Nicholas Bagenal or Bagenall (1629–1712) was an English MP for Anglesey, Wales.

==Life==
Nicholas Bagenal was born in Bath, Somerset, the son of Arthur Bagenal and Magdalene Trevor, daughter of Sir Richard Trevor of Trevalyn, Denbighshire. He was the grandson of Henry Bagenal, Marshal of the Army in Ireland. He owned estates at Plas Newydd in Anglesey and in Newry, County Down.

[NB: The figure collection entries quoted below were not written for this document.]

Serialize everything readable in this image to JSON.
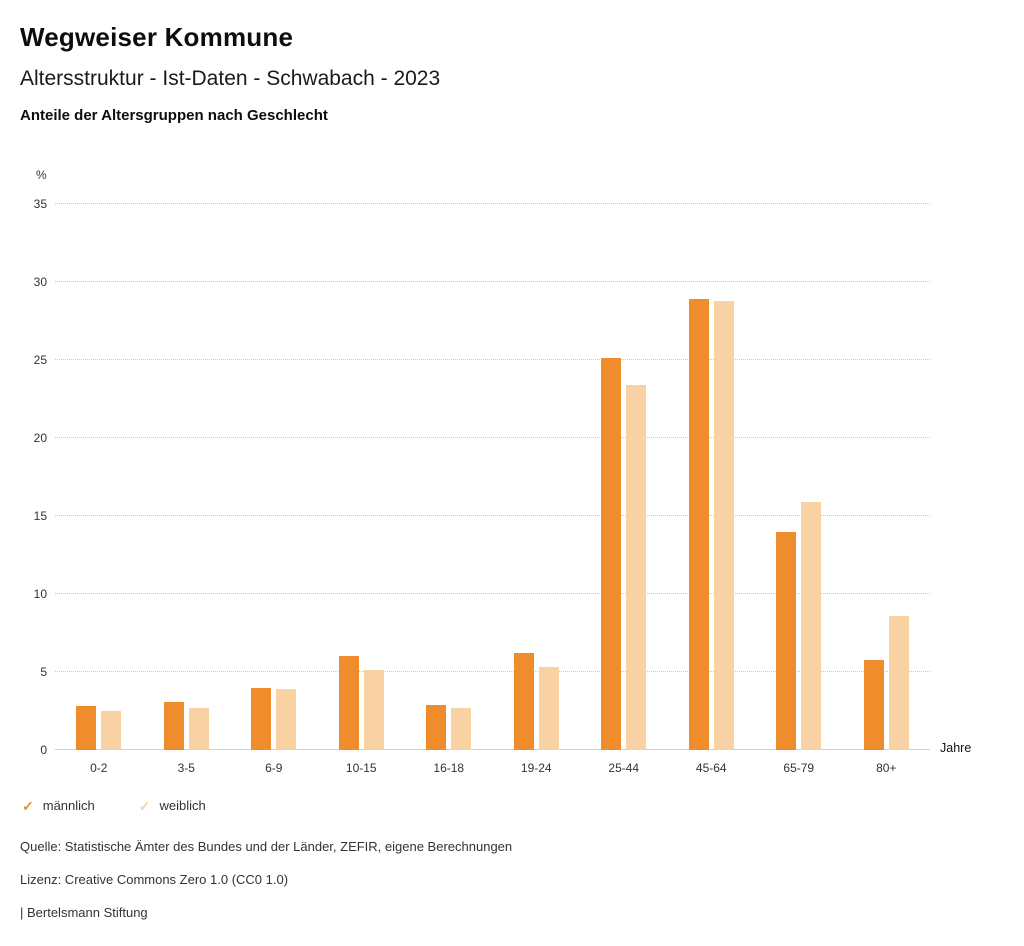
{
  "header": {
    "title": "Wegweiser Kommune",
    "subtitle": "Altersstruktur - Ist-Daten - Schwabach - 2023",
    "description": "Anteile der Altersgruppen nach Geschlecht"
  },
  "chart_data": {
    "type": "bar",
    "title": "Anteile der Altersgruppen nach Geschlecht",
    "categories": [
      "0-2",
      "3-5",
      "6-9",
      "10-15",
      "16-18",
      "19-24",
      "25-44",
      "45-64",
      "65-79",
      "80+"
    ],
    "series": [
      {
        "name": "männlich",
        "color": "#ef8c2b",
        "values": [
          2.8,
          3.1,
          4.0,
          6.0,
          2.9,
          6.2,
          25.1,
          28.9,
          14.0,
          5.8
        ]
      },
      {
        "name": "weiblich",
        "color": "#f8d2a2",
        "values": [
          2.5,
          2.7,
          3.9,
          5.1,
          2.7,
          5.3,
          23.4,
          28.8,
          15.9,
          8.6
        ]
      }
    ],
    "ylabel": "%",
    "xlabel": "Jahre",
    "ylim": [
      0,
      35
    ],
    "yticks": [
      0,
      5,
      10,
      15,
      20,
      25,
      30,
      35
    ],
    "grid": true,
    "legend_position": "bottom",
    "legend_icon": "check-icon"
  },
  "footer": {
    "source": "Quelle: Statistische Ämter des Bundes und der Länder, ZEFIR, eigene Berechnungen",
    "license": "Lizenz: Creative Commons Zero 1.0 (CC0 1.0)",
    "attribution": "| Bertelsmann Stiftung"
  }
}
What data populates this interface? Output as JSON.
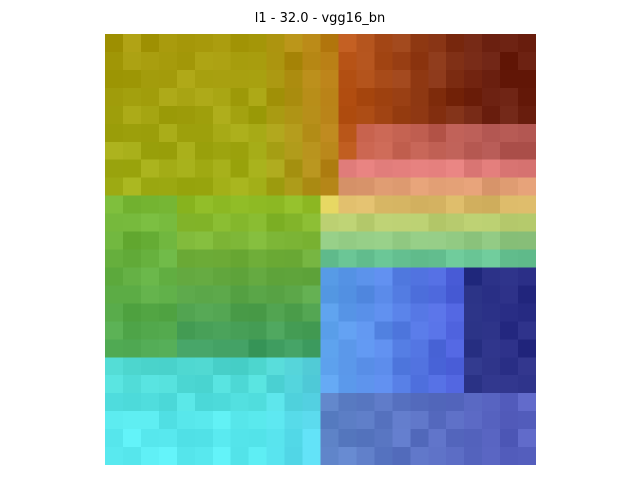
{
  "figure": {
    "title": "l1 - 32.0 - vgg16_bn"
  },
  "image": {
    "description_colors": {
      "top_left": "#a89a0c",
      "top_right": "#6a1f0f",
      "pink_band": "#e0787a",
      "yellow_band": "#d8d060",
      "green_left": "#5cb040",
      "teal": "#40c0a8",
      "cyan": "#5aeaf0",
      "blue": "#4a4ad8",
      "navy": "#1a2060",
      "slate": "#6070b0"
    }
  }
}
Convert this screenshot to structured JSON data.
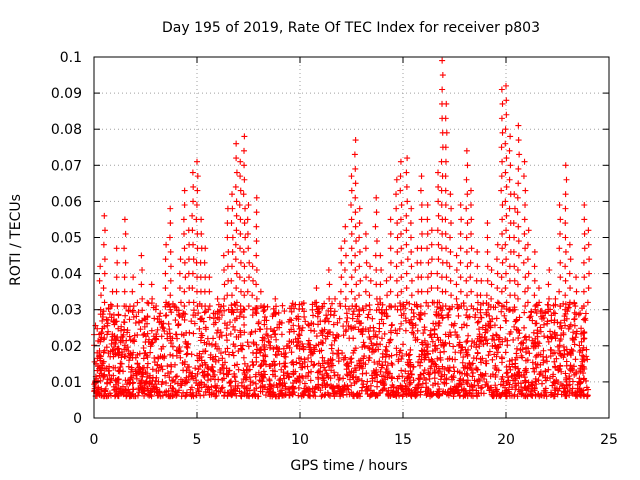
{
  "chart_data": {
    "type": "scatter",
    "title": "Day 195 of 2019, Rate Of TEC Index for receiver p803",
    "xlabel": "GPS time / hours",
    "ylabel": "ROTI / TECUs",
    "xlim": [
      0,
      25
    ],
    "ylim": [
      0,
      0.1
    ],
    "xticks": [
      0,
      5,
      10,
      15,
      20,
      25
    ],
    "xtick_labels": [
      "0",
      "5",
      "10",
      "15",
      "20",
      "25"
    ],
    "yticks": [
      0,
      0.01,
      0.02,
      0.03,
      0.04,
      0.05,
      0.06,
      0.07,
      0.08,
      0.09,
      0.1
    ],
    "ytick_labels": [
      "0",
      "0.01",
      "0.02",
      "0.03",
      "0.04",
      "0.05",
      "0.06",
      "0.07",
      "0.08",
      "0.09",
      "0.1"
    ],
    "grid": true,
    "marker": "+",
    "color": "#ff0000",
    "series": [
      {
        "x": [
          0.1,
          0.3,
          0.5,
          0.5,
          0.7,
          0.9,
          1.1,
          1.3,
          1.5,
          1.7,
          1.9,
          2.1,
          2.3,
          2.5,
          2.8,
          3.0,
          3.2,
          3.5,
          3.7,
          3.9,
          4.2,
          4.4,
          4.6,
          4.8,
          5.0,
          5.2,
          5.4,
          5.6,
          5.8,
          6.0,
          6.3,
          6.5,
          6.7,
          6.9,
          7.1,
          7.3,
          7.5,
          7.7,
          7.9,
          8.1,
          8.3,
          8.5,
          8.8,
          9.0,
          9.3,
          9.6,
          9.9,
          10.2,
          10.5,
          10.8,
          11.1,
          11.4,
          11.7,
          12.0,
          12.2,
          12.5,
          12.7,
          12.9,
          13.2,
          13.4,
          13.7,
          13.9,
          14.2,
          14.4,
          14.7,
          14.9,
          15.2,
          15.4,
          15.7,
          15.9,
          16.2,
          16.4,
          16.7,
          16.9,
          17.1,
          17.3,
          17.6,
          17.8,
          18.1,
          18.3,
          18.6,
          18.8,
          19.1,
          19.3,
          19.6,
          19.8,
          20.0,
          20.2,
          20.4,
          20.6,
          20.9,
          21.1,
          21.4,
          21.6,
          21.9,
          22.1,
          22.4,
          22.6,
          22.9,
          23.1,
          23.4,
          23.6,
          23.8,
          24.0
        ],
        "y": [
          0.015,
          0.042,
          0.056,
          0.012,
          0.018,
          0.035,
          0.047,
          0.021,
          0.055,
          0.016,
          0.039,
          0.023,
          0.045,
          0.018,
          0.037,
          0.022,
          0.014,
          0.048,
          0.058,
          0.031,
          0.044,
          0.063,
          0.052,
          0.068,
          0.071,
          0.055,
          0.047,
          0.039,
          0.029,
          0.033,
          0.045,
          0.058,
          0.062,
          0.076,
          0.071,
          0.078,
          0.059,
          0.042,
          0.061,
          0.035,
          0.028,
          0.021,
          0.033,
          0.026,
          0.018,
          0.031,
          0.022,
          0.028,
          0.019,
          0.036,
          0.024,
          0.041,
          0.033,
          0.047,
          0.053,
          0.067,
          0.077,
          0.058,
          0.051,
          0.042,
          0.061,
          0.045,
          0.038,
          0.055,
          0.066,
          0.071,
          0.072,
          0.058,
          0.047,
          0.067,
          0.059,
          0.052,
          0.068,
          0.099,
          0.087,
          0.062,
          0.045,
          0.059,
          0.074,
          0.063,
          0.046,
          0.038,
          0.054,
          0.041,
          0.048,
          0.091,
          0.092,
          0.078,
          0.062,
          0.081,
          0.071,
          0.052,
          0.046,
          0.036,
          0.029,
          0.041,
          0.033,
          0.059,
          0.07,
          0.048,
          0.039,
          0.029,
          0.059,
          0.052
        ]
      }
    ],
    "bulk_band": {
      "description_ranges": [
        [
          0,
          24,
          0.006,
          0.03
        ]
      ]
    }
  }
}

Bagenal was a commissioner of Assessment for Anglesey (1647–1648, 1660–1680), for Caernarvon (1660–1663, 1664–1680), and for Anglesey and Caernarvon (1689–1690). He was elected MP for Anglesey in 1661, and was a Deputy Lieutenant (1661–?1680, 1689–1712) and Custos Rotulorum for Anglesey (1689-1690). He was elected a Fellow of the Royal Society in 1664.

==Legacy==
On Nicholas Bagenal's death with no surviving heirs, the family estates at Anglesey and Newry passed respectively to his cousins, Edward Bayly and Robert Needham, and ultimately to the Marquess of Anglesey and the Earl of Kilmorey. He had married twice, firstly to Sidney Grosvenor, daughter of Sir Richard Grosvenor of Eaton, Cheshire, without surviving issue. He married secondly to Lady Anne Charlotte Bruce, daughter of Robert Bruce, 1st Earl of Ailesbury and Lady Diana Grey, with whom he had a son, Nicholas Bagenall who was smothered by his nurse at the age of two months, and a daughter, Elizabeth Bagenal, who also predeceased him.